Menurutnya, kerukunan beragama bukan sekadar simbol, melainkan kebutuhan mendasar dalam merawat persatuan. Ia menilai Parigi Moutong merupakan cerminan Indonesia dalam skala daerah, dengan keberagaman agama yang hidup berdampingan.
“Kerukunan ini bertujuan menyatukan umat beragama. Kabupaten Parigi Moutong ini ibarat miniatur Indonesia, semua agama ada dan hidup bersama di sini,” ujar Abdul Sahid. Usai kegiatan. Rabu (29/7).
Ia menegaskan, penguatan kerukunan tidak dilandasi kepentingan lain selain mempererat persaudaraan dan menjaga harmoni sosial.
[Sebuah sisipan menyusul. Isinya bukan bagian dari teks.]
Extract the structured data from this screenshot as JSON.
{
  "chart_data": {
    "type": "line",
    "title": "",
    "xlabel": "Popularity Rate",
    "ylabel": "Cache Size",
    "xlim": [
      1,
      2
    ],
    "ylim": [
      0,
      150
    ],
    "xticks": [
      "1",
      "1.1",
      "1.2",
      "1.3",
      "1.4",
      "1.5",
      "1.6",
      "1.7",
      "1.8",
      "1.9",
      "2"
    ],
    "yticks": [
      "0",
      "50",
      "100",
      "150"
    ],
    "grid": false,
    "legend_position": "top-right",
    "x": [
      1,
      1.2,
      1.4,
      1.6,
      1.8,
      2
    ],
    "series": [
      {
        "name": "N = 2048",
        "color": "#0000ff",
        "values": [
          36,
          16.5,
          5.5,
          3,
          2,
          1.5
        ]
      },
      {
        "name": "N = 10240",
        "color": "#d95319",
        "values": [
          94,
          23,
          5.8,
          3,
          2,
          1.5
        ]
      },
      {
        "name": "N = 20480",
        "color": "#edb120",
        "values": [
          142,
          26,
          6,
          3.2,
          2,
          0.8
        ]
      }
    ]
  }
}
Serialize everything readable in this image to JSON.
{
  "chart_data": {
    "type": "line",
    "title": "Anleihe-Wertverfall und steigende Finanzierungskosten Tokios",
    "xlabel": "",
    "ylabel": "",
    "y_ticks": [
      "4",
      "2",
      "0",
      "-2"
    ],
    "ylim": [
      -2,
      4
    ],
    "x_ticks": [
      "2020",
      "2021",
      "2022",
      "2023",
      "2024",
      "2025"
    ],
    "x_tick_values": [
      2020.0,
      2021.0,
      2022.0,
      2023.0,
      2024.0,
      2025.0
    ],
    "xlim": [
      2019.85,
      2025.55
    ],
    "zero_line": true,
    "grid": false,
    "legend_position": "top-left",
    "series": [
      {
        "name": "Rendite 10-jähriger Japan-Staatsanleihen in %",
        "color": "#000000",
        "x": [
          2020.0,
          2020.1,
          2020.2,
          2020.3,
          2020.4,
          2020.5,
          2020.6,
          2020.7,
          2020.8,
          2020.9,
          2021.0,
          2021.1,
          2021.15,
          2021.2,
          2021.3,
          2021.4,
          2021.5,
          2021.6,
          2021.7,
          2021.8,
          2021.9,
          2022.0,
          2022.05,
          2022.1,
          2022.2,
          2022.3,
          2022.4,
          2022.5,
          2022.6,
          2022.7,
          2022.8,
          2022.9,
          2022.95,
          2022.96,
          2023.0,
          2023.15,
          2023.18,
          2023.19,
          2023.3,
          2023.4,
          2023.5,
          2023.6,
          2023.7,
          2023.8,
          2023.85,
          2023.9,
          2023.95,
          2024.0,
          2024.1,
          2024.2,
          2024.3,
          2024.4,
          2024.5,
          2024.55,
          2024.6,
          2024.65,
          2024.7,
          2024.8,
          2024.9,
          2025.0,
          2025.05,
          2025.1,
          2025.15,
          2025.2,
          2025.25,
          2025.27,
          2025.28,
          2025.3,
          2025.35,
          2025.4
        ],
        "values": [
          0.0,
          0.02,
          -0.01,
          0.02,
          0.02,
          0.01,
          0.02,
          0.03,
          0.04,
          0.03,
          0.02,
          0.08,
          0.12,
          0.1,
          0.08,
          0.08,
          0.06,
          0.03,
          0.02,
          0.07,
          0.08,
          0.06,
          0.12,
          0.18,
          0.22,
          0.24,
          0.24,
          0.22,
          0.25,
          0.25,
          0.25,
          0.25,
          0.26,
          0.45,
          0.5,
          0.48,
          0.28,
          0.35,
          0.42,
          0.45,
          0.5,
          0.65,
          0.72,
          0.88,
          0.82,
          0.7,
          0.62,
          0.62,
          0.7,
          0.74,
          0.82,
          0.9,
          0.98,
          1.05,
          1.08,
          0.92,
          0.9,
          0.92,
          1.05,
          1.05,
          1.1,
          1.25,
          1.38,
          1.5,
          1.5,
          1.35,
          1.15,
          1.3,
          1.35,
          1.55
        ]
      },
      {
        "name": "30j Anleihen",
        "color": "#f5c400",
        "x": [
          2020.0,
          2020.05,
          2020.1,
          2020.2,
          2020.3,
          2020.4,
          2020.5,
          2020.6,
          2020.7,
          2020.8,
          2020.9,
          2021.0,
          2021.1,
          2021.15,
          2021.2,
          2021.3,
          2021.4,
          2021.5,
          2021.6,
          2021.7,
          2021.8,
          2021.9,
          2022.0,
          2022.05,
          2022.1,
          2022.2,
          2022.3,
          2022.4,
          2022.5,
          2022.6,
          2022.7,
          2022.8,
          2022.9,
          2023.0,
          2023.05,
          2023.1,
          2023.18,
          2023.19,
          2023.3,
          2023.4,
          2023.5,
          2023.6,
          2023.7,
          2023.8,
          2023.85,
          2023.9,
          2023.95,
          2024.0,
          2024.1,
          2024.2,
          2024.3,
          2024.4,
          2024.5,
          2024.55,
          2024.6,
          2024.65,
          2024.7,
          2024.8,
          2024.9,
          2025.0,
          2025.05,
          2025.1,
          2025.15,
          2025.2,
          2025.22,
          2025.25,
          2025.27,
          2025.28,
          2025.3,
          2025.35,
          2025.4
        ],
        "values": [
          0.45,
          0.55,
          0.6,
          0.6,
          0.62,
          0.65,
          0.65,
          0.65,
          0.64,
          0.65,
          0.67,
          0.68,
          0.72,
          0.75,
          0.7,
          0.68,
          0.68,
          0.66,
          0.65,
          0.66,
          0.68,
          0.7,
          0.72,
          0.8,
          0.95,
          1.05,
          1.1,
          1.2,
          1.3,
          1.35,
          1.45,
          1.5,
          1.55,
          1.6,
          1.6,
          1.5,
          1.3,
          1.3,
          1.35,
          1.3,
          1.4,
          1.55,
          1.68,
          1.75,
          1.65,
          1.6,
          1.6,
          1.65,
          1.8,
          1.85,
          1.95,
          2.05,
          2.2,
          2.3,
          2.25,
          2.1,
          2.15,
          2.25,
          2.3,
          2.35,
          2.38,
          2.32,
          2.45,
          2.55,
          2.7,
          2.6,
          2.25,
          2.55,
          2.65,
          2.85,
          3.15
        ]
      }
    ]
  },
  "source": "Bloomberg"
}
Program yang dijalankan pemerintah kabupaten juga selaras dengan kebijakan di tingkat provinsi, sehingga arah pembangunan sosial berjalan seiring.
Sebagai langkah konkret, pemerintah daerah mendorong optimalisasi wadah kerukunan hingga ke tingkat kecamatan. Para camat diminta aktif merangkul tokoh agama serta melibatkan seluruh unsur lintas iman dalam kepengurusan di wilayah masing-masing.
Pelibatan tokoh agama dinilai menjadi kunci dalam menyamakan persepsi serta merumuskan langkah-langkah strategis untuk menjaga kedamaian. Selain itu, penyelarasan program antara pemerintah kabupaten dan provinsi diharapkan mampu menjangkau seluruh 23 kecamatan di Parigi Moutong.
Dengan terbangunnya kerukunan yang kuat di tingkat akar rumput, potensi konflik sosial akibat perbedaan diyakini dapat diminimalisir. Masyarakat pun diharapkan tetap hidup rukun dan damai, meskipun menghadapi berbagai tantangan eksternal.
Di sisi lain, pemerintah daerah juga menaruh perhatian serius terhadap potensi penyebaran paham radikalisme. Melalui penguatan peran Forum Kerukunan Umat Beragama (FKUB) dan sinergi lintas sektor, langkah pencegahan dini terus dilakukan.
Upaya ini melibatkan berbagai pihak, termasuk unsur penegak hukum dan pemangku kepentingan lainnya, guna memastikan tidak ada ruang bagi berkembangnya paham yang dapat memicu konflik.
Pemerintah Kabupaten Parigi Moutong memastikan dukungan penuh terhadap keberadaan FKUB sebagai mitra strategis dalam menjaga keharmonisan sosial. Dengan kolaborasi yang kuat, diharapkan kerukunan, keamanan, dan kedamaian antarumat beragama di daerah ini dapat terus terjaga secara berkelanjutan.